Guess I finally have a use for my archive of random internet shit
Guess I finally have a use for my archive of random internet shit
You say that now, but just you wait until you see a B17 in the dark ages bombing the shit out those darn castles all over Europe.
Then it all comes together.
I wouldn’t be taking any credit for most of this. This poster would be better served if I could find Leonardo Da Vinci or something and give it to him.
“Putting electricity through quartz changes it’s shapes, that’s clocks” 😮 what?
“Make aerofoil go fast and you can fly, here’s a vague picture of a wing. Here’s a vague picture.” Excuse me?
I think I can pull off finding mouldy food and hot milk so I’ve got that, I guess.
Saying that, if I made a time machine, I imagine I would understand the things in this poster.
“you can get insulin from dogs and pigs by trying the pancreatic duct!”
Get rid of the wing and show me where to find this bit inside a pig and I can save lives, we can just wait for the wright brothers to figure out flying again.
This is giving me /internetfuneral vibes
PS: (kbin link)
Congratulations, you’ve just earned a stoning by the town mob.
Unless you can make an electric motor that goes with your electric generator, you’ll just be killed as a witch for making a device that hurts people with invisible energy.
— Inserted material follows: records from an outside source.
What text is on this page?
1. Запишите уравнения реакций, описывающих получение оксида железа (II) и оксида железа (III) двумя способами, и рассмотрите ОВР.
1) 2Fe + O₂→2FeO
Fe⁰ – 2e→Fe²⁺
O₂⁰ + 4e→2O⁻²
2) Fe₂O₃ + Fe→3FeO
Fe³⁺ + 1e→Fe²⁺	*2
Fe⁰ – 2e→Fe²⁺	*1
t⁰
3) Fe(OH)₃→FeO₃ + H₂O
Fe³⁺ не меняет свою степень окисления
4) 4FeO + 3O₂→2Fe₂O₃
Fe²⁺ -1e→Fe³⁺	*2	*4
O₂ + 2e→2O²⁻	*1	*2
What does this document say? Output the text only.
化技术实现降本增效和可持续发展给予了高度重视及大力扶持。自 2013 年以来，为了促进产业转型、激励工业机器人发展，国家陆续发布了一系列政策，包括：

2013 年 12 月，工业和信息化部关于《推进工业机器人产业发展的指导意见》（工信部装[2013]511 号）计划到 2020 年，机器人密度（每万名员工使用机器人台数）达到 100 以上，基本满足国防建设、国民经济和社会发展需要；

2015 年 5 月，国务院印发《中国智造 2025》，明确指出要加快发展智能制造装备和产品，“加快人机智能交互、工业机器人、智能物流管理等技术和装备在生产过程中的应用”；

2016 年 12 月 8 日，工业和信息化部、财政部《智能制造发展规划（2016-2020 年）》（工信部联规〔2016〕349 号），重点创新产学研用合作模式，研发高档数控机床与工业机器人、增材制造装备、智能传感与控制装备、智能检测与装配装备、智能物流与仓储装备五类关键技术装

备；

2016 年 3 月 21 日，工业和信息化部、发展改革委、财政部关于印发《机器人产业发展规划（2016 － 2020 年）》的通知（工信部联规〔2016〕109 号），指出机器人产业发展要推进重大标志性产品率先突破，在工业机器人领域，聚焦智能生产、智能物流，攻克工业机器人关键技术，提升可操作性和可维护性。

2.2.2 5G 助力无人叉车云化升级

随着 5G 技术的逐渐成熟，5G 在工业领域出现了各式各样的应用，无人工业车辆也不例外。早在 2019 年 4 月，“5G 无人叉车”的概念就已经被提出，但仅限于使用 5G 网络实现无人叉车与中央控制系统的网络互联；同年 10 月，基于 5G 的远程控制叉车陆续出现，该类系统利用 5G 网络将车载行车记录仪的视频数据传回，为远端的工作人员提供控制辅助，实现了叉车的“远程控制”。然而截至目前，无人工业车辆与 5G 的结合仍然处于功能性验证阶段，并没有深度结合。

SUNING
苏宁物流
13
Also, good luck not just getting brutally murdered for being a weird person that doesn’t speak the language and is dressed funny. For like half of human history, even describing a magnet would be nearly impossible, let alone finding enough magnets of similar size and strength, and having enough money to purchase those rare items and thinly drawn copper.
If a guy came up to you today, dressed funny and talking in broken Spanglish or something asked you for a small loan so he could buy some deuterium and promethium to make a fusion-tap-quark drive so he can advance humanity, you’d probably run away. A thousand years ago you’d probably just have been stabbed on general principles.
For me it’d go
go back in time invent calculus or something similar be burned at the stake for being a woman who writes weird symbols
Sirius is absolutely NOT the brightest star in the sky. Not even close.
How to actually find it: Find the big dipper (I know you know what it looks like). Take the two stars at the front end of the “cup” part. Draw a line through them “up” and out of the cup until you hit a star. That’s it.
You’re correct that Jupiter is the brightest object in the night sky besides (obviously) the sun and the moon.
The brightest star is Sirius, near the constellation Orion.